For individuals to live responsibly and to reach their potential as individuals and as citizens of society, they need to understand the patterns of human relationships that underlie the orderly interactions of a society's various structural units.

Informed people will have knowledge of the meaning of civic life in relation to diverse communities at the local, national and global level, and an awareness of international issues and the effects of these on Canada, and Canada's place in the international community.

Content

Courses in this area should provide students with an understanding of the meaning of freedoms, rights and participation in community and public life, in addition to a working knowledge of the structure and function of various levels of government (municipal, provincial, national) in Canada and/or in an international context. They may also provide an historical understanding of major political issues affecting relations between the various levels of government in Canada and their constituents.

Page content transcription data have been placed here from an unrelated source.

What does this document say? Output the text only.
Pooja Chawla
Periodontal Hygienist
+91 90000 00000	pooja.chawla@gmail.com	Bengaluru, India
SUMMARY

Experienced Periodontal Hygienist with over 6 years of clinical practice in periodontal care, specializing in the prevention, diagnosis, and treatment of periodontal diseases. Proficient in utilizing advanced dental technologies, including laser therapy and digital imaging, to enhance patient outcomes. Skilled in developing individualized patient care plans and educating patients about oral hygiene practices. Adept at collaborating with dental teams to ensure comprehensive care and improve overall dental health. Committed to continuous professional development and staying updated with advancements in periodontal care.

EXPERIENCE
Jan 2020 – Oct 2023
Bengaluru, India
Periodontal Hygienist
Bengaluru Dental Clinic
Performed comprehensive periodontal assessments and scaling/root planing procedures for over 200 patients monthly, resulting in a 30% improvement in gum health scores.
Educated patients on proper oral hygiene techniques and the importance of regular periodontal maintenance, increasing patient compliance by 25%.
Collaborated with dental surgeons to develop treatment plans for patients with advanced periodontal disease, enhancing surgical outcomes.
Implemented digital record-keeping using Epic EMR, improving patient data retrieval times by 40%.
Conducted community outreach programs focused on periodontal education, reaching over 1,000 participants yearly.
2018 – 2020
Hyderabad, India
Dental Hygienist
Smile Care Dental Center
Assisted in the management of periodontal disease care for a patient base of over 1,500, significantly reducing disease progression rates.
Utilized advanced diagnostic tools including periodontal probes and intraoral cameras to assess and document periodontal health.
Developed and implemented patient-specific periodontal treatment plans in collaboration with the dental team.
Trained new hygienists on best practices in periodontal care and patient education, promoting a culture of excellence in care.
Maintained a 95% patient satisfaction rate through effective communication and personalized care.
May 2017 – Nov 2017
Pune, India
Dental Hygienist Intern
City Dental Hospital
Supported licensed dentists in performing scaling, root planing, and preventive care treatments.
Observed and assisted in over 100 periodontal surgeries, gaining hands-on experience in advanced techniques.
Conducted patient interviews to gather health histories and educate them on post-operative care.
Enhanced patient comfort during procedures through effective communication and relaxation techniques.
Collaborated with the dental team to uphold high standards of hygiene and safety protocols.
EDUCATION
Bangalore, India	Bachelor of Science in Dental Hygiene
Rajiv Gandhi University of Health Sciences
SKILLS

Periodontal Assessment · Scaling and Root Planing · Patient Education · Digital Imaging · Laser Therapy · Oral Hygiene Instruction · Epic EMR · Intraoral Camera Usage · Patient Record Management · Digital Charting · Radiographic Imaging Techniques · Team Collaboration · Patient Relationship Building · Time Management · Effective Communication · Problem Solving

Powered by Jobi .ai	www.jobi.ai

3. Social and cultural understanding

Rationale

Knowledge of the patterns and precedents of the past provide the means for a person to gain an awareness of his or her place in contemporary culture and society. In addition to this awareness, students will acquire a sense of the main currents of their culture and that of other cultures over an extended period to link personal history to the broader study of culture.

Content

Courses in this area are those that deal broadly with major social and cultural themes. These courses may also stress the nature and validity of historical evidence and the variety of historical interpretation of events. Courses will provide the students with a view and understanding of the impact of cultural, social, ethnic, or linguistic characteristics.

4. Personal understanding

Rationale

Educated people are equipped for life-long understanding and development of themselves as integrated physiological and psychological entities. They are aware of the ideal need to be fully functioning persons:

  • mentally
  • physically
  • emotionally
  • socially
  • spiritually
  • vocationally

Content

Courses in this area will focus on understanding the individual and their:

  • evolution
  • situation
  • relationship with others
  • place in the environment and universe
  • achievements and problems
  • meaning and purpose

They will also allow students the opportunity to study institutionalized human social behaviour in a systematic way.

Courses fulfilling this requirement may be oriented to the study of the individual within a variety of contexts.

5. Science and technology

Rationale

Matter and energy are universal concepts in science, forming a basis for understanding the interactions that occur in living and non-living systems in our universe. Study in this area provides an understanding of the behaviour of matter that provides a foundation for further scientific study and the creation of broader understanding about natural phenomena.

Similarly, the various applications and developments in technology have an increasing impact on all aspects of human endeavour and have numerous social, economic, and philosophical implications. For example, the operation of computers to process data at high speed has invoked an interaction between machines and the human mind that is unique in human history. This development and other technological developments have a powerful impact on how we deal with many of the complex questions in our society.

Content

Courses in this area should stress scientific inquiry and deal with basic or fundamental questions of science rather than applied ones. They may be formulated from traditional basic courses in such areas of study as:

  • biology
  • chemistry
  • physics
  • astronomy
  • geology
  • agriculture

As well, courses related to understanding the role and functions of computers (for example, data management and information processing), and assorted computer-related technologies, should be offered in a non-applied manner to provide students with an opportunity to explore the impact of these concepts and practices on their lives.